- Interactive map of Hasur
- Country: India
- State: Maharashtra
- District: Kolhapur

= Hasur, Maharashtra =

Village in Maharashtra

Hasur is a village in Maharashtra, India. It is located in the Krishna River basin, in the Desh region. The village is a part of the Shirol taluka of Kolhapur district, Pune Division.

== Geography ==

The village is located 53 km towards East from District headquarters Kolhapur. 9 km from Shirol. 374 km from State capital Mumbai

The PIN code of Hasur is 416103, and the postal head office is Shirol .

Shedshal (2 km), Kanwad (2 km), Kavathe Guland (2 km), Kutwad (3 km), Shirati (5 km) are the nearby villages. Hasur is surrounded by Miraj Taluka towards North, Sangli Taluka towards North, Ichalkaranji Taluka towards west, Raybag Taluka towards South. Miraj, Sangli Ichalkaranji are the nearby cities to Hasur.
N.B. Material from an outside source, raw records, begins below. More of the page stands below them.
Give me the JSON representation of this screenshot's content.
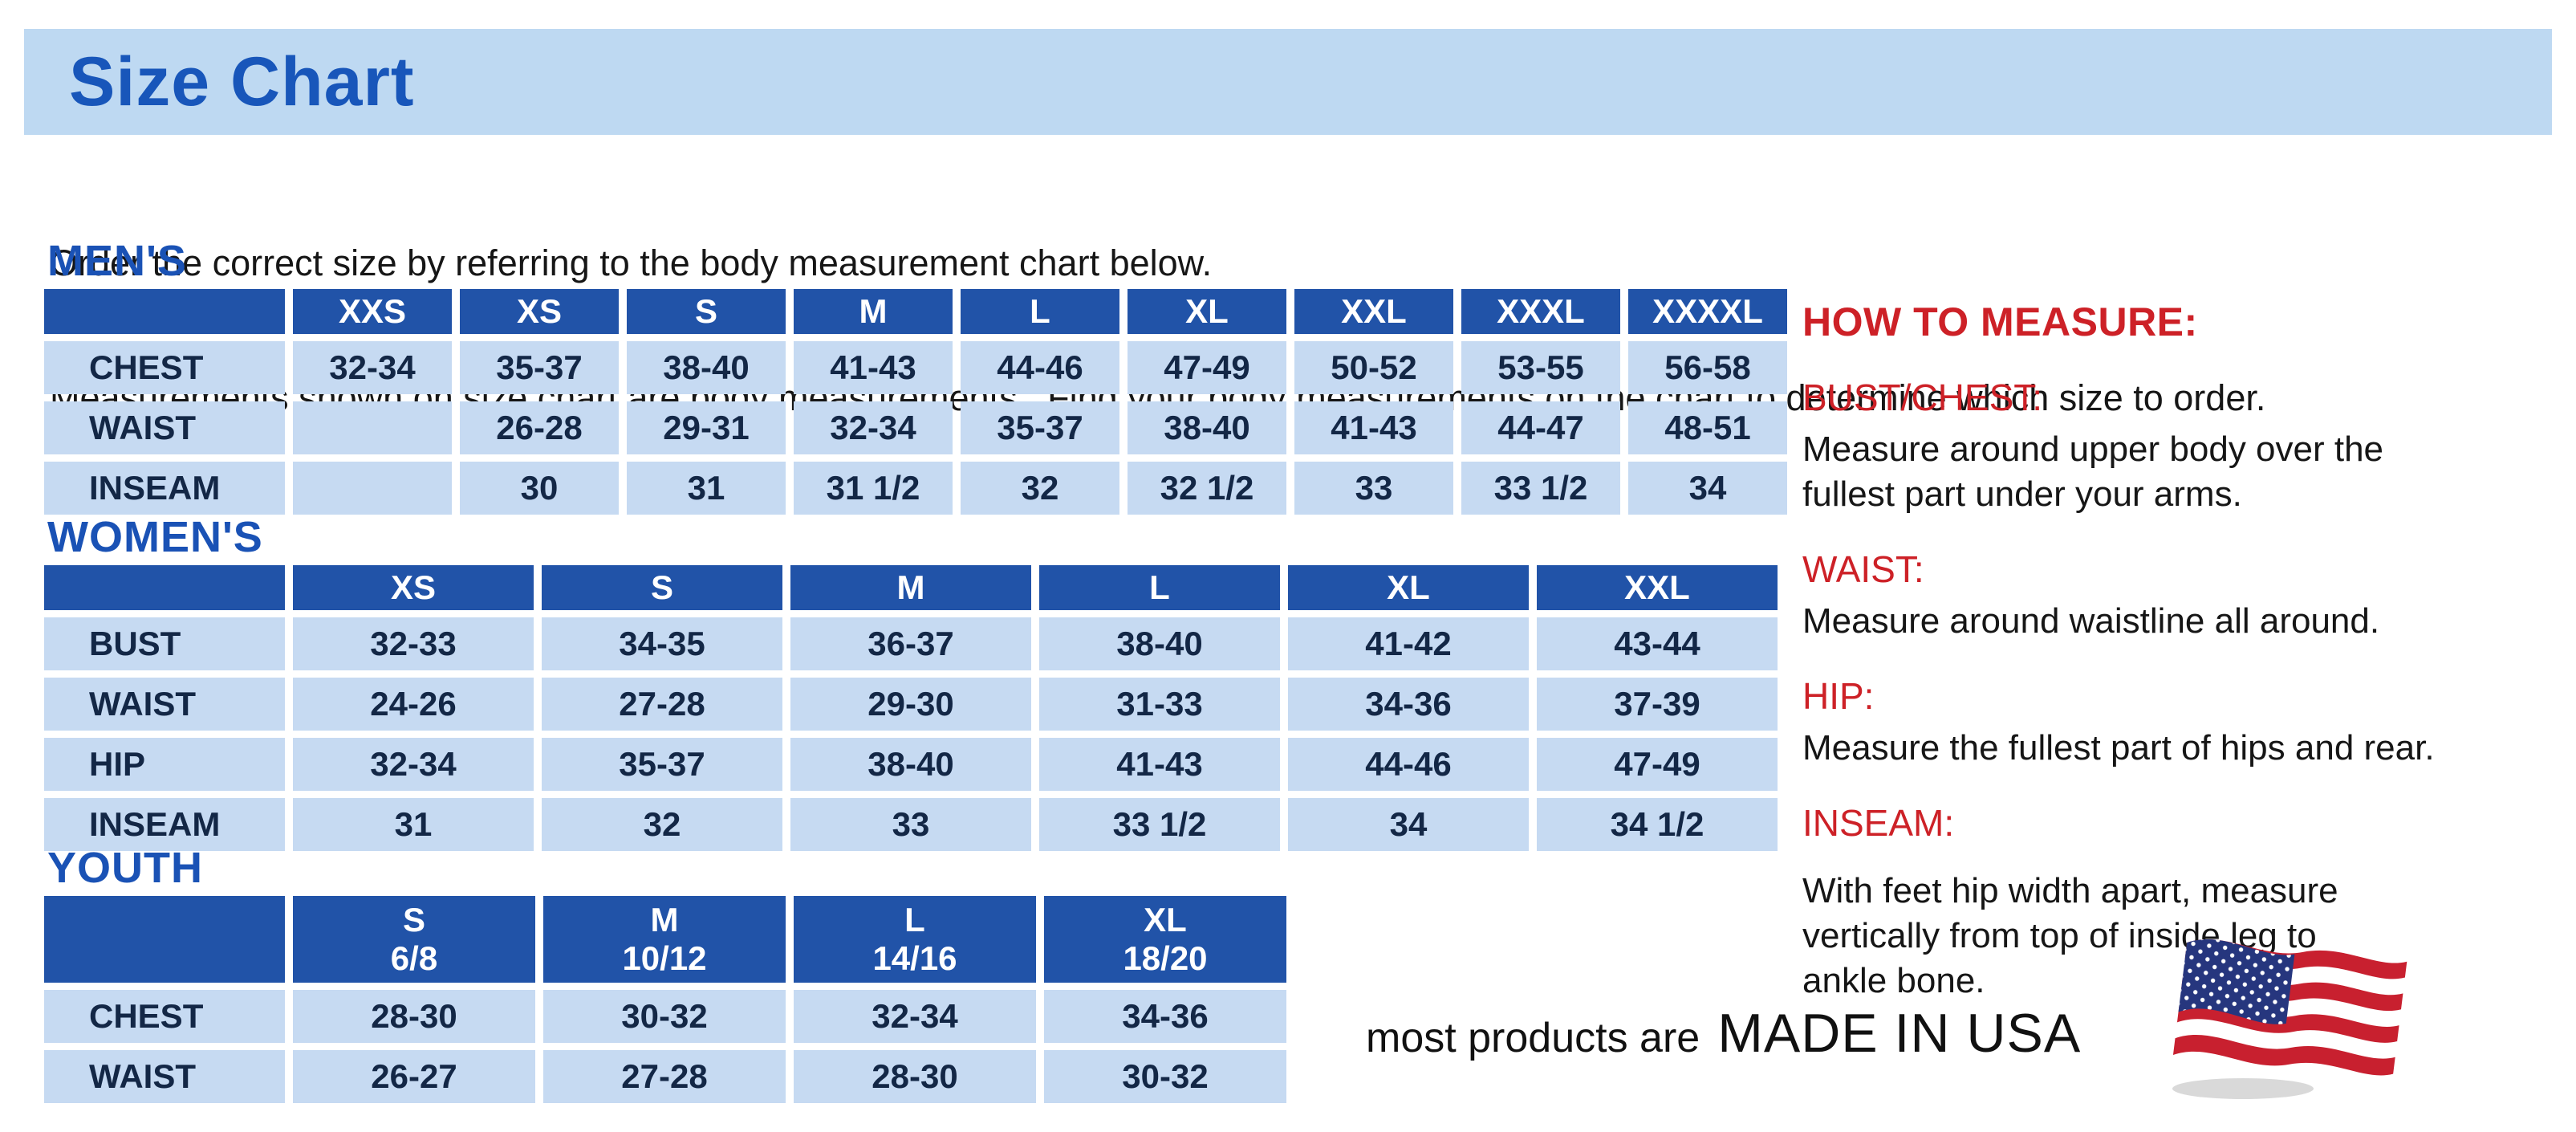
{
  "page_title": "Size Chart",
  "intro": {
    "line1": "Order the correct size by referring to the body measurement chart below.",
    "line2": "Measurements shown on size chart are body measurements.  Find your body measurements on the chart to determine which size to order."
  },
  "tables": [
    {
      "id": "mens",
      "heading": "MEN'S",
      "columns": [
        "XXS",
        "XS",
        "S",
        "M",
        "L",
        "XL",
        "XXL",
        "XXXL",
        "XXXXL"
      ],
      "rows": [
        {
          "label": "CHEST",
          "values": [
            "32-34",
            "35-37",
            "38-40",
            "41-43",
            "44-46",
            "47-49",
            "50-52",
            "53-55",
            "56-58"
          ]
        },
        {
          "label": "WAIST",
          "values": [
            "",
            "26-28",
            "29-31",
            "32-34",
            "35-37",
            "38-40",
            "41-43",
            "44-47",
            "48-51"
          ]
        },
        {
          "label": "INSEAM",
          "values": [
            "",
            "30",
            "31",
            "31 1/2",
            "32",
            "32 1/2",
            "33",
            "33 1/2",
            "34"
          ]
        }
      ]
    },
    {
      "id": "womens",
      "heading": "WOMEN'S",
      "columns": [
        "XS",
        "S",
        "M",
        "L",
        "XL",
        "XXL"
      ],
      "rows": [
        {
          "label": "BUST",
          "values": [
            "32-33",
            "34-35",
            "36-37",
            "38-40",
            "41-42",
            "43-44"
          ]
        },
        {
          "label": "WAIST",
          "values": [
            "24-26",
            "27-28",
            "29-30",
            "31-33",
            "34-36",
            "37-39"
          ]
        },
        {
          "label": "HIP",
          "values": [
            "32-34",
            "35-37",
            "38-40",
            "41-43",
            "44-46",
            "47-49"
          ]
        },
        {
          "label": "INSEAM",
          "values": [
            "31",
            "32",
            "33",
            "33 1/2",
            "34",
            "34 1/2"
          ]
        }
      ]
    },
    {
      "id": "youth",
      "heading": "YOUTH",
      "columns": [
        "S\n6/8",
        "M\n10/12",
        "L\n14/16",
        "XL\n18/20"
      ],
      "rows": [
        {
          "label": "CHEST",
          "values": [
            "28-30",
            "30-32",
            "32-34",
            "34-36"
          ]
        },
        {
          "label": "WAIST",
          "values": [
            "26-27",
            "27-28",
            "28-30",
            "30-32"
          ]
        }
      ]
    }
  ],
  "how_to_measure": {
    "heading": "HOW TO MEASURE:",
    "sections": [
      {
        "label": "BUST/CHEST:",
        "text": "Measure around upper body over the\nfullest part under your arms."
      },
      {
        "label": "WAIST:",
        "text": "Measure around waistline all around."
      },
      {
        "label": "HIP:",
        "text": "Measure the fullest part of hips and rear."
      },
      {
        "label": "INSEAM:",
        "text": "With feet hip width apart, measure\nvertically from top of inside leg to\nankle bone."
      }
    ]
  },
  "footer": {
    "prefix": "most products are",
    "main": "MADE IN USA",
    "flag_icon": "usa-flag-icon"
  },
  "colors": {
    "title_band_bg": "#bed9f2",
    "title_blue": "#1856ba",
    "section_heading_blue": "#1a52b5",
    "table_header_bg": "#2153a8",
    "table_cell_bg": "#c6daf2",
    "table_text": "#132746",
    "red_accent": "#cd2127",
    "body_text": "#161616",
    "flag_red": "#c8202f",
    "flag_blue": "#26367e"
  }
}
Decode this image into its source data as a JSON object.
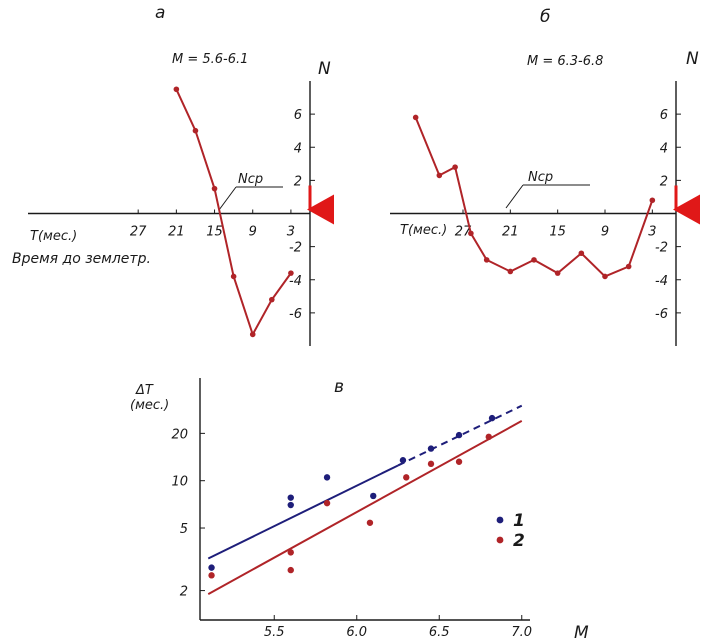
{
  "colors": {
    "axis": "#1a1a1a",
    "red": "#b02428",
    "blue": "#1e1e7a",
    "arrow": "#e01818"
  },
  "chart_data": [
    {
      "id": "a",
      "type": "line",
      "panel_label": "a",
      "magnitude_label": "M = 5.6-6.1",
      "y_axis_label": "N",
      "x_axis_label": "T(мес.)",
      "x_axis_caption": "Время до землетр.",
      "baseline_label": "Ncp",
      "x_ticks": [
        27,
        21,
        15,
        9,
        3
      ],
      "y_ticks": [
        6,
        4,
        2,
        -2,
        -4,
        -6
      ],
      "x_reversed": true,
      "xlim": [
        33,
        0
      ],
      "ylim": [
        -8,
        8
      ],
      "x": [
        21,
        18,
        15,
        12,
        9,
        6,
        3
      ],
      "y": [
        7.5,
        5.0,
        1.5,
        -3.8,
        -7.3,
        -5.2,
        -3.6
      ]
    },
    {
      "id": "b",
      "type": "line",
      "panel_label": "б",
      "magnitude_label": "M = 6.3-6.8",
      "y_axis_label": "N",
      "x_axis_label": "T(мес.)",
      "baseline_label": "Ncp",
      "x_ticks": [
        27,
        21,
        15,
        9,
        3
      ],
      "y_ticks": [
        6,
        4,
        2,
        -2,
        -4,
        -6
      ],
      "x_reversed": true,
      "xlim": [
        36,
        0
      ],
      "ylim": [
        -8,
        8
      ],
      "x": [
        33,
        30,
        28,
        26,
        24,
        21,
        18,
        15,
        12,
        9,
        6,
        3
      ],
      "y": [
        5.8,
        2.3,
        2.8,
        -1.2,
        -2.8,
        -3.5,
        -2.8,
        -3.6,
        -2.4,
        -3.8,
        -3.2,
        0.8
      ]
    },
    {
      "id": "v",
      "type": "scatter",
      "panel_label": "в",
      "y_axis_label": "ΔT",
      "y_axis_unit": "(мес.)",
      "x_axis_label": "M",
      "y_scale": "log",
      "x_ticks": [
        5.5,
        6.0,
        6.5,
        7.0
      ],
      "y_ticks": [
        2,
        5,
        10,
        20
      ],
      "xlim": [
        5.05,
        7.05
      ],
      "ylim": [
        1.3,
        45
      ],
      "legend": [
        "1",
        "2"
      ],
      "legend_position": "right",
      "series": [
        {
          "name": "1",
          "color": "#1e1e7a",
          "points": [
            [
              5.12,
              2.8
            ],
            [
              5.6,
              7.0
            ],
            [
              5.6,
              7.8
            ],
            [
              5.82,
              10.5
            ],
            [
              6.1,
              8.0
            ],
            [
              6.28,
              13.5
            ],
            [
              6.45,
              16.0
            ],
            [
              6.62,
              19.5
            ],
            [
              6.82,
              25.0
            ]
          ],
          "fit": [
            [
              5.1,
              3.2
            ],
            [
              6.25,
              12.5
            ],
            [
              7.0,
              30.0
            ]
          ]
        },
        {
          "name": "2",
          "color": "#b02428",
          "points": [
            [
              5.12,
              2.5
            ],
            [
              5.6,
              3.5
            ],
            [
              5.6,
              2.7
            ],
            [
              5.82,
              7.2
            ],
            [
              6.08,
              5.4
            ],
            [
              6.3,
              10.5
            ],
            [
              6.45,
              12.8
            ],
            [
              6.62,
              13.2
            ],
            [
              6.8,
              19.0
            ]
          ],
          "fit": [
            [
              5.1,
              1.9
            ],
            [
              7.0,
              24.0
            ]
          ]
        }
      ]
    }
  ]
}
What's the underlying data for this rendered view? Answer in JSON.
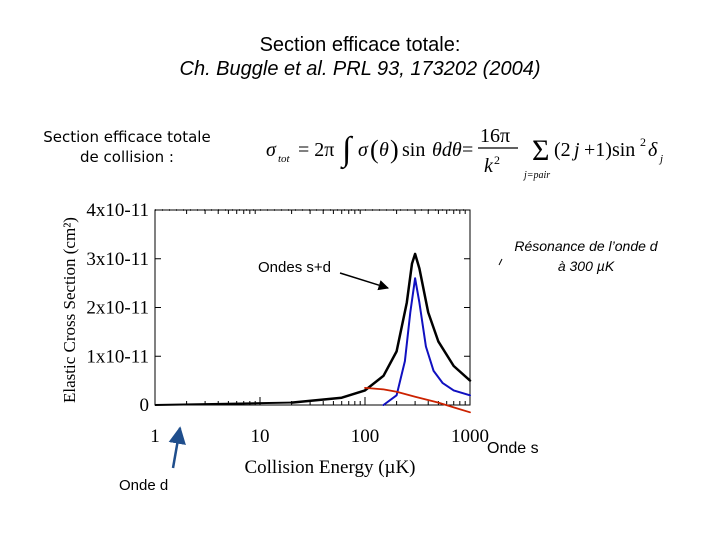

The village lies on the border of the Kolhapur District and Sangli District.

== Transport ==

By Rail

Vijayanagar Rail Way Station, Shedbal Rail Way Station are the very nearby railway stations to Hasur. Nmg Tamdalge Rail Way Station (near to Ichalkaranji), Hatkanangale Rail Way Station (near to Ichalkaranji), Jayasingpur Rail Way Station (near to Jaysingpur), Vishrambag Rail Way Station (near to Jaysingpur) are the Rail way stations reachable from near by towns. However	Sangli Rail Way Station is amajor railway station 20 km from Hasur

By Road

Kurundvad, Jaysingpur, Ichalkaranji are the nearby by towns to Hasur having road connectivity to Hasur

== Education ==

The village has one high school - the Hasur High School up to 10th std.